2. A culture based on interconnectedness: A culture that recognises that the company is not a business structure, but rather, an organism that is part of the greater natural and social ecosystem. This argument can increasingly made about governments as well.
The DNA of the Sustainable Development Agenda, which was framed 50 years ago this year, is about those two aspects of culture I mentioned earlier - change and interconnectedness.
If the last two years taught us anything we are not separate from, or independent of, our natural or social environment. We are deeply connected to our stakeholders, and that includes our planet.

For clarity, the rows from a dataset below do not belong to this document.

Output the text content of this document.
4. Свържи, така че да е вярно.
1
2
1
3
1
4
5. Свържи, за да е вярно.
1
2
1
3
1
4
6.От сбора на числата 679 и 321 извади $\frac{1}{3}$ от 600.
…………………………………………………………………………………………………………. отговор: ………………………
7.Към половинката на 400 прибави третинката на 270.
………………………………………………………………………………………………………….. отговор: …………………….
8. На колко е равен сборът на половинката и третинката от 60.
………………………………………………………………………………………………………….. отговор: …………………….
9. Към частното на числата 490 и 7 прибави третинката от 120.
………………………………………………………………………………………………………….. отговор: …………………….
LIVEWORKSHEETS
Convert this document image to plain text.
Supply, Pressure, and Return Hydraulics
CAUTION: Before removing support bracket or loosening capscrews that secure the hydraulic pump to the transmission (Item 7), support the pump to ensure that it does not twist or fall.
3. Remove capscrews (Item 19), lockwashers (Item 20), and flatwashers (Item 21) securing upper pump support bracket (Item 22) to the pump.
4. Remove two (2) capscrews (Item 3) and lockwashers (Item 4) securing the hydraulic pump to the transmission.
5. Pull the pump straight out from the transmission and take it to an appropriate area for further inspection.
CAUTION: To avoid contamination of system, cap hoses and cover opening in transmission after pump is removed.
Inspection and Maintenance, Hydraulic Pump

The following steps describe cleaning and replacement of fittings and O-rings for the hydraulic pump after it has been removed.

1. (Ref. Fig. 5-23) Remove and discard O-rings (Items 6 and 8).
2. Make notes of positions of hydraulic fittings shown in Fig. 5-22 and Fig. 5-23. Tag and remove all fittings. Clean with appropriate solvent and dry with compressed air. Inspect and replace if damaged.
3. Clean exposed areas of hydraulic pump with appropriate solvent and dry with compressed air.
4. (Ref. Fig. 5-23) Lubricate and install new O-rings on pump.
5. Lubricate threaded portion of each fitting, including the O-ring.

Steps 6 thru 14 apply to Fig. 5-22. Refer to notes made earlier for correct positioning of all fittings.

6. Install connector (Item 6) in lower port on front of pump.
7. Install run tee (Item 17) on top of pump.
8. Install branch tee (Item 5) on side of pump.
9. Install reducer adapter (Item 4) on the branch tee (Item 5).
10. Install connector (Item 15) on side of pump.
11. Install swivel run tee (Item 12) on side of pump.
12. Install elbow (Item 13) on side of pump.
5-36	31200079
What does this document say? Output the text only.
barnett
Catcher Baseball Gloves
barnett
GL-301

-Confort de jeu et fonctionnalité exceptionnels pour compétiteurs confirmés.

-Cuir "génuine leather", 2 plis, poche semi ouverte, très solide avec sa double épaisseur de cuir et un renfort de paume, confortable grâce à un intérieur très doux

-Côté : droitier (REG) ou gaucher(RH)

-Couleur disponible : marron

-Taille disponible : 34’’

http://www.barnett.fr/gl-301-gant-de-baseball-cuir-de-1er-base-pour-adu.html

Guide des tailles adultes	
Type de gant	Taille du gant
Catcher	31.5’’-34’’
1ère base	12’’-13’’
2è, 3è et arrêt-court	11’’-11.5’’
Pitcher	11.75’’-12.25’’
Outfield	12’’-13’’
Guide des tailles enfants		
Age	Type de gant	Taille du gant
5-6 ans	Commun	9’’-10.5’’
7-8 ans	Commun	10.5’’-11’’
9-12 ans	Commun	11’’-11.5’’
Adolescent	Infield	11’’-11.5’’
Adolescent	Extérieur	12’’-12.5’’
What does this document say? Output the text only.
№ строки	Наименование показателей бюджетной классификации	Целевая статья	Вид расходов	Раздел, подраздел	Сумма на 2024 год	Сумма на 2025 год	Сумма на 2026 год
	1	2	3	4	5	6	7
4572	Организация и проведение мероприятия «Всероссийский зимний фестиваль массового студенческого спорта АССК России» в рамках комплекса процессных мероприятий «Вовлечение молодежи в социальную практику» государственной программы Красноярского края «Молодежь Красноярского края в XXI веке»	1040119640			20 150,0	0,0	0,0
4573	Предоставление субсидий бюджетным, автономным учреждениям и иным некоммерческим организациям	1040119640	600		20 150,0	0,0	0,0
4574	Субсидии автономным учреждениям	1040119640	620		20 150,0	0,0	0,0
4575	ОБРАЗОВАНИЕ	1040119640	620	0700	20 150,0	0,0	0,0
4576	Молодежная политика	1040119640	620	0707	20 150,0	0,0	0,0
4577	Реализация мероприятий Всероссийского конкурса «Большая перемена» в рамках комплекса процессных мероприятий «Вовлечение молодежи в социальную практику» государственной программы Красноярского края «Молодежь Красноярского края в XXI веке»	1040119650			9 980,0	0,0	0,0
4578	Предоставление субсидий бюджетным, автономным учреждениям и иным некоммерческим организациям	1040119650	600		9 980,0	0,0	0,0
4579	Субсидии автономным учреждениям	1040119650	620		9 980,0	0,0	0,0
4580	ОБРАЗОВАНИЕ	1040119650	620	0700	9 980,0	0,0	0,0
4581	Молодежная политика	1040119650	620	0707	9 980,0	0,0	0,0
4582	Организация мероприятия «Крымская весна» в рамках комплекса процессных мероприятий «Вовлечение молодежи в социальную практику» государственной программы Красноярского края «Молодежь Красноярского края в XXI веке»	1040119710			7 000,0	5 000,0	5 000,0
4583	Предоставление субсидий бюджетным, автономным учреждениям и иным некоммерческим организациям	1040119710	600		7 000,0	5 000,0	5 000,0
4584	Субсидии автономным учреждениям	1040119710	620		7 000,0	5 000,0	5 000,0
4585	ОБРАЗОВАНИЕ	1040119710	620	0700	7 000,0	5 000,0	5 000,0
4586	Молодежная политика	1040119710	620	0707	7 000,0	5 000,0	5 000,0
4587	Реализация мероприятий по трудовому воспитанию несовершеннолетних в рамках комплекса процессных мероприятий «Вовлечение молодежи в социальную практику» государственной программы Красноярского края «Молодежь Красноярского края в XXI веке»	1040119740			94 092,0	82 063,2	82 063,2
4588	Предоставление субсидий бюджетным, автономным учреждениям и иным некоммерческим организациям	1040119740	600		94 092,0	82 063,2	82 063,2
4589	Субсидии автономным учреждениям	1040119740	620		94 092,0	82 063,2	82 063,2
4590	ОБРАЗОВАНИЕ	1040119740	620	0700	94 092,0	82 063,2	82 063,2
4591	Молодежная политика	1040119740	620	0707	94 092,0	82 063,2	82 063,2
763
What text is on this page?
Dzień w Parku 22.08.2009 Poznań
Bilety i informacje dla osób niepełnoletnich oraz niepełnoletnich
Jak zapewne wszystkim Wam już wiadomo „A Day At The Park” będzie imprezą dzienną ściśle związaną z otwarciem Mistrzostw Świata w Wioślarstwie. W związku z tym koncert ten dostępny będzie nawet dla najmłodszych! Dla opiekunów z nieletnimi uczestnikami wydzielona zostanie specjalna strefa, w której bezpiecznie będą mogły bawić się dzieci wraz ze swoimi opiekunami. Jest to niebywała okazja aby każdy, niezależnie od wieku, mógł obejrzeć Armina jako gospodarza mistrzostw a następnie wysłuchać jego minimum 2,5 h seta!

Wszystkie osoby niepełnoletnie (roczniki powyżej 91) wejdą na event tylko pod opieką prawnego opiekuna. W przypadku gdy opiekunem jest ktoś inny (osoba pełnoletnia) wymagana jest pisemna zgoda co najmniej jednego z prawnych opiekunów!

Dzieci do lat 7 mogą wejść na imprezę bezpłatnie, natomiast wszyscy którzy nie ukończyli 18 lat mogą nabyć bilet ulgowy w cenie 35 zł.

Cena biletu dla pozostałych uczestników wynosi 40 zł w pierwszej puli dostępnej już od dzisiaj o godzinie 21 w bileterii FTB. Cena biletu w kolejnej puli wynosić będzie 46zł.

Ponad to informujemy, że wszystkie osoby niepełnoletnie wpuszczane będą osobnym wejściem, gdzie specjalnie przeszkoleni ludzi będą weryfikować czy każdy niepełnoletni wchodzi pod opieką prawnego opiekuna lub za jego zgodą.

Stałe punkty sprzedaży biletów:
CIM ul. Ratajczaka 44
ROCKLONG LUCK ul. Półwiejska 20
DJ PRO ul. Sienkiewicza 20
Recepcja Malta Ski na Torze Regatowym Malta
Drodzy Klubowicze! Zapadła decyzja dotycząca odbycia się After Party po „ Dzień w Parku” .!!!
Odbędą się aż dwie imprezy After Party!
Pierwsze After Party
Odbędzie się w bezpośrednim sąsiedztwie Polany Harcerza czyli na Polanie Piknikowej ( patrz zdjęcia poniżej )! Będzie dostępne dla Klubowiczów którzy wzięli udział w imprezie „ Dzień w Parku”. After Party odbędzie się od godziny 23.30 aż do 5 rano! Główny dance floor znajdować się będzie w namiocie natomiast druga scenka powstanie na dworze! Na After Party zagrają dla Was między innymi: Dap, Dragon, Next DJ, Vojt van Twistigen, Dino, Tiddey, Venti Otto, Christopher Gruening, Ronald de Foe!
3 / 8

That’s why the recent World Business Council for Sustainable Development report Time to Transform, starts with the premise that business has the capacity but also the urgent need to Transform.
In the words of the former Unilever CEO, Paul Polman ‘I actually am a capitalist, and I believe in shareholders. But I believe in them as a result of what I do, not as a reason for what I'm doing. The same with profits - profits alone cannot be an objective. It has to have a purpose.’
So, across the BCSD Network, we think that business must and can dive headfirst and wholeheartedly into the culture of a productive, sustainable and inclusive growth model for our natural and social ecosystem. And be successful in doing so.
And to reinforce that the BCSD Australia members last year made that mind shift and committed to raise the ambition of themselves and this organisation. Raise the bar announced the adoption of a set of science-based membership criteria aligning Australian businesses with the transition to net-zero emissions. Australia was the first international Network Partner of the World Business Council for Sustainable Development (WBCSD) to embed the membership conditions focussing on climate emergency, nature loss and inequality, effective 1 July 2021.
And the call to action? Now is the time for big ideas.